GREELEY - The state is launching new COVID-19 testing kiosks across the state. The first two COVID-19 testing kiosks will open in Greeley at UNC, Denver International Airport (DIA) and based on demand will be strategically deployed to additional communities. CDPHE has partnered with Curative to increase testing in long-term care facilities and in our rural and frontier communities. The testing kiosk at the University of Northern Colorado is at Nottingham Field and will be open from 9 a.m. - 6 p.m., Monday through Saturday, starting on November 7th at the University of Northern Colorado campus.


 

“Colorado has ramped up our testing capacity and supply procurement throughout this pandemic. We are acting swiftly and strategically when it comes to testing and these new kiosks will help us get more people tested in our communities,” said Gov. Polis. “Testing is a critical tool as is avoiding socializing outside of your home or family unit, steering clear of large gatherings, wearing masks, physical distancing, and washing your hands regularly.” 

 

The testing kiosk in Greeley is a prototype and is quick, easy, and free for all students and staff, as well as the surrounding Greeley community. Walk-ups are welcome, but Coloradans can sign up ahead of time at cur.tv/unc. 

 

In addition, the state is continuing to support mobile test sites and pop-up community testing events communities across the state. There are more than 50 free community testing sites across the state, as well as dozens of locations offered by private providers. The state’s website has a list of locations. The state will continue to work with local partners to meet community testing needs in a manner that best serves their residents.


 

The state is encouraging all Coloradans with symptoms to get tested immediately. Symptoms include: Fever or chills, cough, shortness of breath or difficulty breathing, fatigue, muscle or body aches, headache, new loss of taste or smell, sore throat, congestion or runny nose, nausea or vomiting, diarrhea. 


 

While testing is an important tool in the COVID-19 response, the state cautions that a negative test doesn’t mean it’s OK to meet in large gatherings or ignore other public health orders, like wearing a mask. All Coloradans need to mask up, physically distance, avoid large gatherings, and stay home while sick. Anyone who gets tested because of symptoms or because of a possible exposure should be in isolation/quarantine while waiting for the test result. All individuals who believe they may have been exposed to COVID-19 should quarantine for a full 14 days, even if they have testing done and that testing is negative. 


 

The specific test is an easy to administer oral-fluid swab test that tests for the presence of SARS-CoV-2 that causes COVID-19. The self-collected oral fluid swab involves having the person cough first, which releases the virus from the upper and lower respiratory tract. The virus is caught in the saliva, and then the patient swabs the inside of their cheeks and the roofs of their mouths.

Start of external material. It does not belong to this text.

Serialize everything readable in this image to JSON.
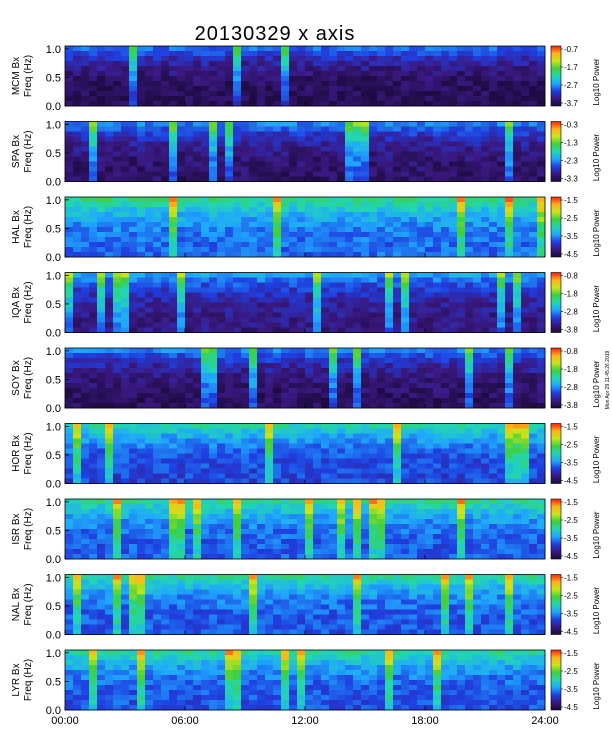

Once complete, the patient seals their test within a secure container and returns it to a medical professional to be administered in the lab. Curative provides an end-to-end testing service, managing everything from the supply chain to processing and delivering results. Patients should expect to receive test results within 48 hours via text or email.  Continue to stay up to date by visiting covid19.colorado.gov.

 

 

11/4/20

Governor Jared Polis took action to address the COVID-19 pandemic.

 

Gov. Polis today extended Executive Orders to provide boards of county commissioners with broader discretion and greater flexibility to implement restrictions on open burning, providing relief to public utility customers, and expanding the health care workforce for hospitals and other inpatient treatment facilities.